The issue was resolved via legislative amendment in items 327 and 328 of Part 4 of Schedule 3 to the Treasury Laws Amendment (2019 Measures No. 3) Act 2020.

Items 327 and 328 amend subsections 294-145(1) and (6) of the Income Tax Assessment Act 1997 (ITAA 1997) to ensure the transfer balance debit is the debit value of the superannuation interest that supported the superannuation income stream just before the commutation takes place.

Early release of superannuation – extra discretion

Issue description

An individual applied for a determination for early release of superannuation on compassionate grounds to provide medical treatment for a dependant. The Commissioner could not make a determination as the individual did not provide medical certification from a specialist that the treatment was necessary and not readily available through the public health system, which is a requirement under subregulation 6.19A(3) of the Superannuation Industry (Supervision) Regulations 1994 (SISR).

Use of the CRP was proposed to modify the operation of regulation 6.19A to allow a 'common sense' discretion in assessing compassionate release of superannuation cases.

The policy is clear that the intended purpose of subregulation 6.19A(3) is that a person must have 2 medical certificates, one of which must be from a medical specialist.

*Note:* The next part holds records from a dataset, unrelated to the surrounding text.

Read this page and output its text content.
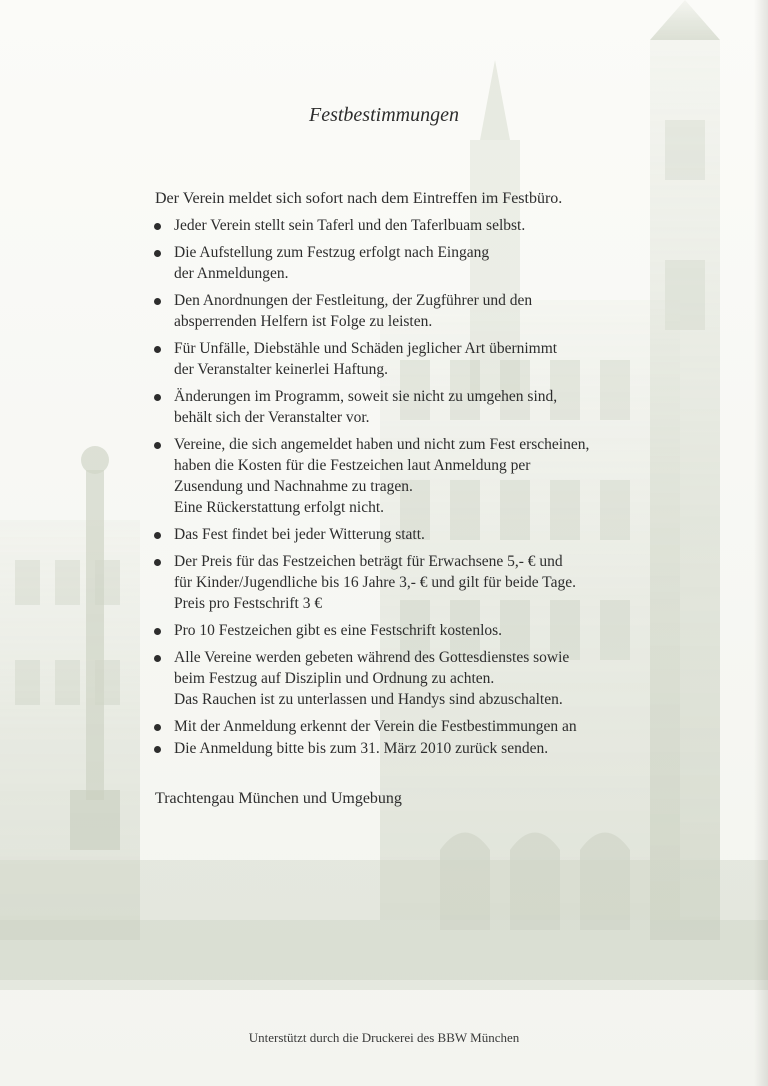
Festbestimmungen
Der Verein meldet sich sofort nach dem Eintreffen im Festbüro.
Jeder Verein stellt sein Taferl und den Taferlbuam selbst.
Die Aufstellung zum Festzug erfolgt nach Eingang
der Anmeldungen.
Den Anordnungen der Festleitung, der Zugführer und den
absperrenden Helfern ist Folge zu leisten.
Für Unfälle, Diebstähle und Schäden jeglicher Art übernimmt
der Veranstalter keinerlei Haftung.
Änderungen im Programm, soweit sie nicht zu umgehen sind,
behält sich der Veranstalter vor.
Vereine, die sich angemeldet haben und nicht zum Fest erscheinen,
haben die Kosten für die Festzeichen laut Anmeldung per
Zusendung und Nachnahme zu tragen.
Eine Rückerstattung erfolgt nicht.
Das Fest findet bei jeder Witterung statt.
Der Preis für das Festzeichen beträgt für Erwachsene 5,- € und
für Kinder/Jugendliche bis 16 Jahre 3,- € und gilt für beide Tage.
Preis pro Festschrift 3 €
Pro 10 Festzeichen gibt es eine Festschrift kostenlos.
Alle Vereine werden gebeten während des Gottesdienstes sowie
beim Festzug auf Disziplin und Ordnung zu achten.
Das Rauchen ist zu unterlassen und Handys sind abzuschalten.
Mit der Anmeldung erkennt der Verein die Festbestimmungen an
Die Anmeldung bitte bis zum 31. März 2010 zurück senden.
Trachtengau München und Umgebung
Unterstützt durch die Druckerei des BBW München
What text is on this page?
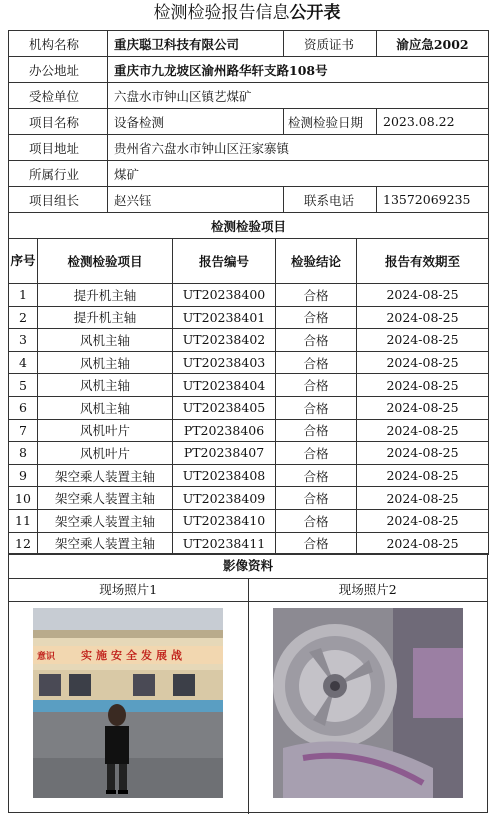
检测检验报告信息公开表
机构名称	重庆聪卫科技有限公司	资质证书	渝应急2002
办公地址	重庆市九龙坡区渝州路华轩支路108号		
受检单位	六盘水市钟山区镇艺煤矿		
项目名称	设备检测	检测检验日期	2023.08.22
项目地址	贵州省六盘水市钟山区汪家寨镇		
所属行业	煤矿		
项目组长	赵兴钰	联系电话	13572069235
检测检验项目			
序号	检测检验项目	报告编号	检验结论	报告有效期至
1	提升机主轴	UT20238400	合格	2024-08-25
2	提升机主轴	UT20238401	合格	2024-08-25
3	风机主轴	UT20238402	合格	2024-08-25
4	风机主轴	UT20238403	合格	2024-08-25
5	风机主轴	UT20238404	合格	2024-08-25
6	风机主轴	UT20238405	合格	2024-08-25
7	风机叶片	PT20238406	合格	2024-08-25
8	风机叶片	PT20238407	合格	2024-08-25
9	架空乘人装置主轴	UT20238408	合格	2024-08-25
10	架空乘人装置主轴	UT20238409	合格	2024-08-25
11	架空乘人装置主轴	UT20238410	合格	2024-08-25
12	架空乘人装置主轴	UT20238411	合格	2024-08-25
影像资料
现场照片1	现场照片2
意识 实施安全发展战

The medical certification must state that the treatment is not readily available in the public health system.

Further, paragraph 6.19A(1)(f) allows for an application to be made to meet expenses that are consistent with one of the grounds under subregulation 6.19A(1) of the SISR. However, this is a qualified discretion and can't be applied to bypass the evidentiary requirements contained in paragraphs 6.19A(1)(a) to (e) where the application is to pay for an expense that falls into one of those paragraphs.

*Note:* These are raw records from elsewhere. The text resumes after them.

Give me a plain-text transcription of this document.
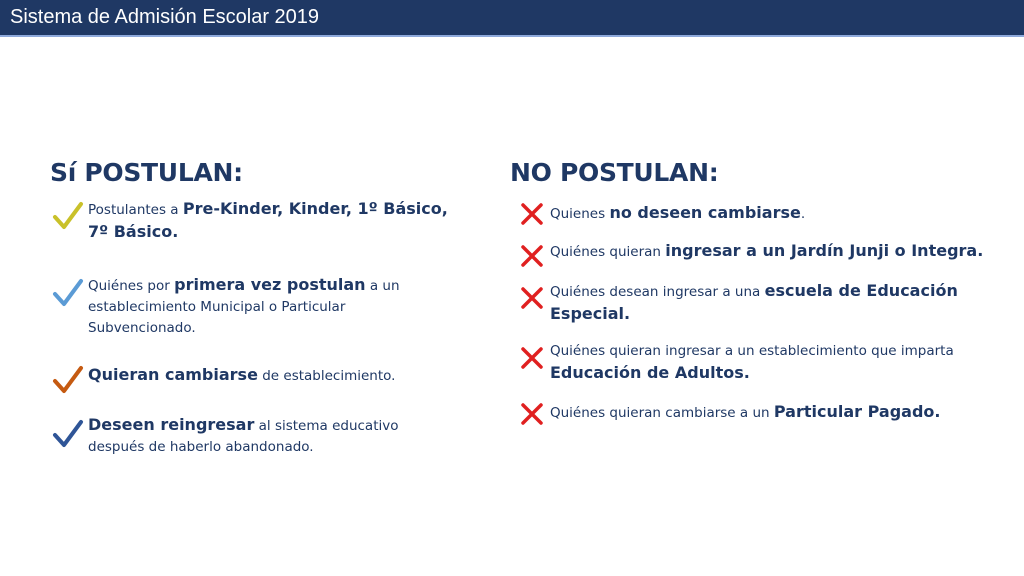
Sistema de Admisión Escolar 2019
Sí POSTULAN:
Postulantes a Pre-Kinder, Kinder, 1º Básico, 7º Básico.
Quiénes por primera vez postulan a un establecimiento Municipal o Particular Subvencionado.
Quieran cambiarse de establecimiento.
Deseen reingresar al sistema educativo después de haberlo abandonado.
NO POSTULAN:
Quienes no deseen cambiarse.
Quiénes quieran ingresar a un Jardín Junji o Integra.
Quiénes desean ingresar a una escuela de Educación Especial.
Quiénes quieran ingresar a un establecimiento que imparta Educación de Adultos.
Quiénes quieran cambiarse a un Particular Pagado.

As the proposal would be inconsistent with the intended purpose or object of the regulation, the CRP could not be utilised.

CRP suitability

This is unsuitable as it is inconsistent with the intended purpose or object of the relevant provision.

Associated earnings formula

Issue description

An individual will have excess non-concessional contributions if they receive an excess non-concessional contributions (ENCC) determination. The ENCC determination must state, amongst other things, the amount of the associated earnings on the excess non-concessional contributions calculated using the formula in section 97-30 of Schedule 1 to the Tax Administration Act 1953 (TAA). In that formula, the default proxy rate is calculated by reference to the general interest charge rate, though the Treasurer may determine an alternative rate, including a zero rate, by legislative instrument.

The applicant asked the Commissioner to exercise the CRP to have the associated earnings amount in their ENCC determination reduced to zero to account for their self-managed superannuation fund performing significantly worse than the default proxy rate used in their ENCC determination.

The Explanatory Memorandum to the Tax and Superannuation Laws Amendment (2014 Measures No. 7) Bill 2014 highlights that the associated earnings amount may be lower or higher than the actual earnings made by a superannuation fund, which is the intended outcome under the policy. Accordingly, the law is operating as intended and the CRP could not be utilised.

CRP suitability

This is unsuitable as it is inconsistent with the intended purpose or object of the relevant provision.